How to Play the Good Guy While Being the Bad Guy

by Michael Haberman on May 21, 2012 · 0 comments


 

How you treat people you terminate will make you a "good guy" or a "bad guy."

Businesses are often accused of being the bad guy. Pay attention to cartoons (e.g., Dilbert), movies and television and you will often see business portrayed in a negative light. My experience has generally been that most businesses are not intentionally mean or evil. Many things we consider “bad” are not really intended that way. However, occasionally you run into a situation where a business lives “down” to the expectations of the naysayers. I have learned of an example where a company is trying to appear as the “good guy” but in reality they are being the “bad guy.”

My example is a company that has been downsizing for a few years. They have closed facilities and let people go. As many companies do in these situations they have let all the “deadwood” employees go. Now they have employees who have survived several cuts. But they have continued to close facilities. Some of these people in these facilities were told that if they wanted to move to other cities they could work for the company there. Sounds like they are being a “good guy.”

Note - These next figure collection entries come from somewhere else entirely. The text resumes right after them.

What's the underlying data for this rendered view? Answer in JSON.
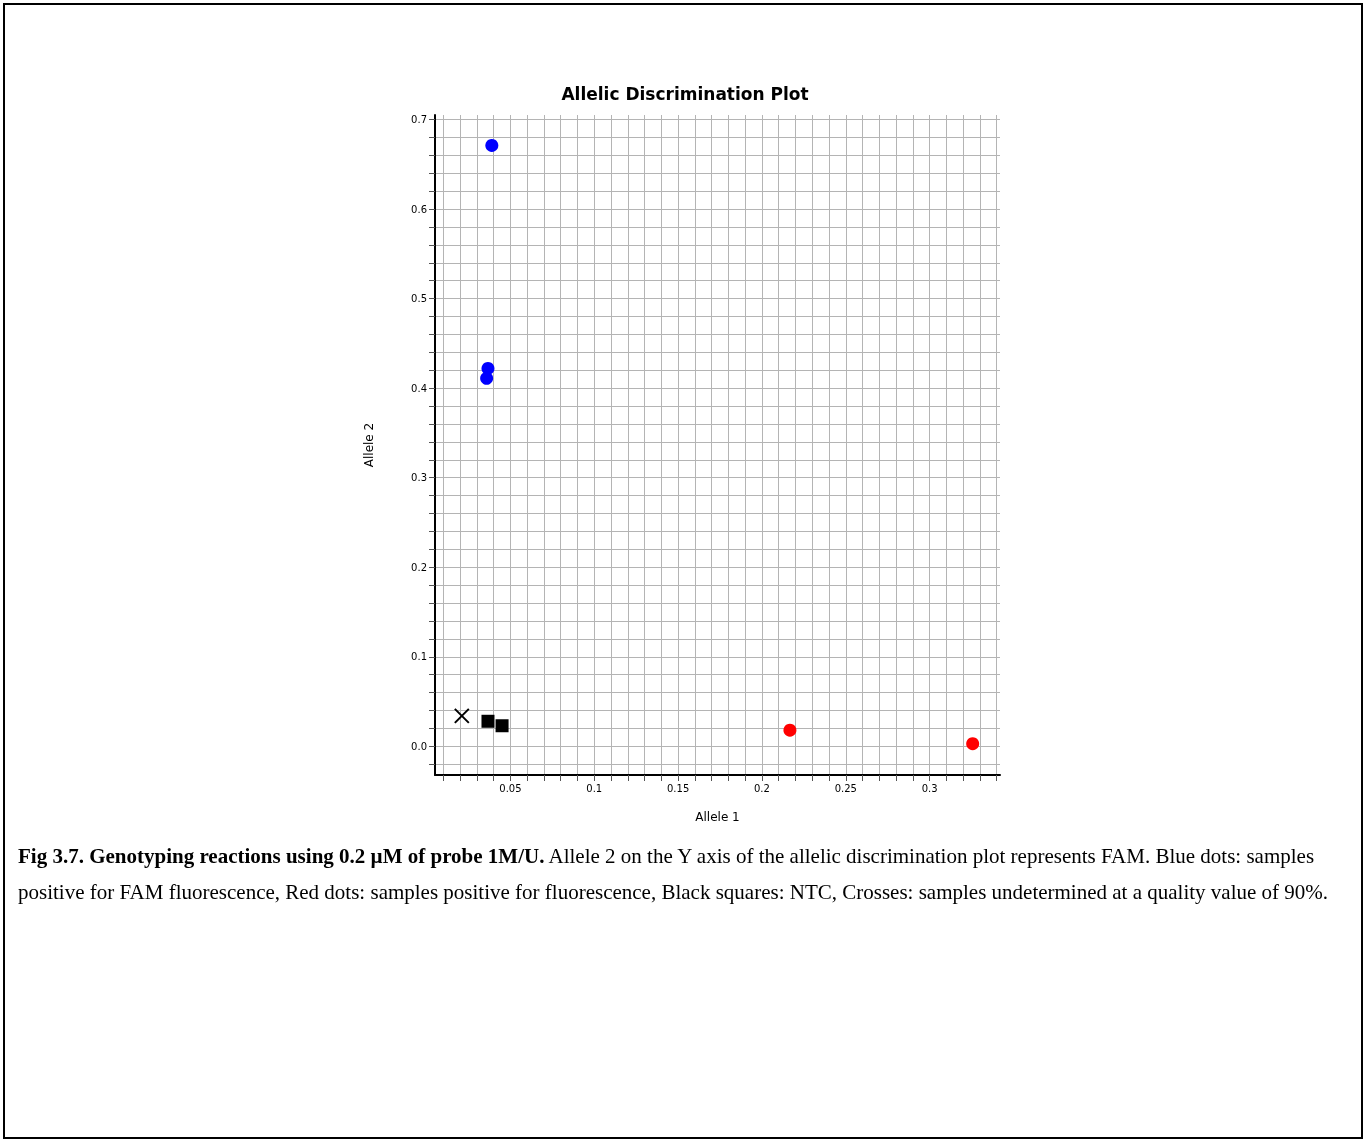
{
  "chart_data": {
    "type": "scatter",
    "title": "Allelic Discrimination Plot",
    "xlabel": "Allele 1",
    "ylabel": "Allele 2",
    "annotations": [
      "Fig 3.7. Genotyping reactions using 0.2 µM of probe 1M/U.",
      "Allele 2 on the Y axis of the allelic discrimination plot represents FAM. Blue dots: samples positive for FAM fluorescence, Red dots: samples positive for fluorescence, Black squares: NTC, Crosses: samples undetermined at a quality value of 90%."
    ],
    "series": [
      {
        "color": "#0000ff",
        "marker": "circle",
        "x": [
          0.0389,
          0.0366,
          0.0358
        ],
        "values": [
          0.671,
          0.422,
          0.411
        ]
      },
      {
        "color": "#ff0000",
        "marker": "circle",
        "x": [
          0.2167,
          0.3257
        ],
        "values": [
          0.018,
          0.003
        ]
      },
      {
        "color": "#000000",
        "marker": "square",
        "x": [
          0.0366,
          0.045
        ],
        "values": [
          0.028,
          0.023
        ]
      },
      {
        "color": "#000000",
        "marker": "cross",
        "x": [
          0.021
        ],
        "values": [
          0.034
        ]
      }
    ],
    "xlim": [
      0.005,
      0.342
    ],
    "ylim": [
      -0.032,
      0.705
    ],
    "xticks": [
      {
        "value": 0.01,
        "label": null
      },
      {
        "value": 0.02,
        "label": null
      },
      {
        "value": 0.03,
        "label": null
      },
      {
        "value": 0.04,
        "label": null
      },
      0.05,
      {
        "value": 0.06,
        "label": null
      },
      {
        "value": 0.07,
        "label": null
      },
      {
        "value": 0.08,
        "label": null
      },
      {
        "value": 0.09,
        "label": null
      },
      0.1,
      {
        "value": 0.11,
        "label": null
      },
      {
        "value": 0.12,
        "label": null
      },
      {
        "value": 0.13,
        "label": null
      },
      {
        "value": 0.14,
        "label": null
      },
      0.15,
      {
        "value": 0.16,
        "label": null
      },
      {
        "value": 0.17,
        "label": null
      },
      {
        "value": 0.18,
        "label": null
      },
      {
        "value": 0.19,
        "label": null
      },
      0.2,
      {
        "value": 0.21,
        "label": null
      },
      {
        "value": 0.22,
        "label": null
      },
      {
        "value": 0.23,
        "label": null
      },
      {
        "value": 0.24,
        "label": null
      },
      0.25,
      {
        "value": 0.26,
        "label": null
      },
      {
        "value": 0.27,
        "label": null
      },
      {
        "value": 0.28,
        "label": null
      },
      {
        "value": 0.29,
        "label": null
      },
      0.3,
      {
        "value": 0.31,
        "label": null
      },
      {
        "value": 0.32,
        "label": null
      },
      {
        "value": 0.33,
        "label": null
      },
      {
        "value": 0.34,
        "label": null
      }
    ],
    "yticks": [
      {
        "value": -0.02,
        "label": null
      },
      {
        "value": 0,
        "label": "0.0"
      },
      {
        "value": 0.02,
        "label": null
      },
      {
        "value": 0.04,
        "label": null
      },
      {
        "value": 0.06,
        "label": null
      },
      {
        "value": 0.08,
        "label": null
      },
      0.1,
      {
        "value": 0.12,
        "label": null
      },
      {
        "value": 0.14,
        "label": null
      },
      {
        "value": 0.16,
        "label": null
      },
      {
        "value": 0.18,
        "label": null
      },
      0.2,
      {
        "value": 0.22,
        "label": null
      },
      {
        "value": 0.24,
        "label": null
      },
      {
        "value": 0.26,
        "label": null
      },
      {
        "value": 0.28,
        "label": null
      },
      0.3,
      {
        "value": 0.32,
        "label": null
      },
      {
        "value": 0.34,
        "label": null
      },
      {
        "value": 0.36,
        "label": null
      },
      {
        "value": 0.38,
        "label": null
      },
      0.4,
      {
        "value": 0.42,
        "label": null
      },
      {
        "value": 0.44,
        "label": null
      },
      {
        "value": 0.46,
        "label": null
      },
      {
        "value": 0.48,
        "label": null
      },
      0.5,
      {
        "value": 0.52,
        "label": null
      },
      {
        "value": 0.54,
        "label": null
      },
      {
        "value": 0.56,
        "label": null
      },
      {
        "value": 0.58,
        "label": null
      },
      0.6,
      {
        "value": 0.62,
        "label": null
      },
      {
        "value": 0.64,
        "label": null
      },
      {
        "value": 0.66,
        "label": null
      },
      {
        "value": 0.68,
        "label": null
      },
      0.7
    ],
    "grid": true
  }
}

However, the move would have to be on the employee’s own “dime.” Well, that is not unheard of, after all relocation is expensive and many companies are avoiding it. But, here is the real kicker. If you move to go to work for the company you do not automatically get a job. You have to apply as does any other person off the street, and you will be paid that starting wage, not the wage you had earned previously while working for the company. Needless to say to date no one has taken the “offer.” Sort of insures you don’t have to worry about any of those “older workers” come to work for you again. To me it smacks of disguised age discrimination, because as you might guess most, if not all, of the workers involved are well over the age of 40. But how do you claim that when you were “offered” an opportunity but declined it?

This behavior on the part of the company is starting to backfire on them however. They are down to a critical mass of vital employees who are now starting to leave on their own volition. And they are telling the company they are not interested in working for a company which has been so underhanded in its treatment of former employees, their friends and in some cases family members.

So let this be a warning to many of you out there. You reap what you sow. Not only do you start to lose the people you need but the word gets out and it becomes harder to replace them because people have “heard” how the company operates.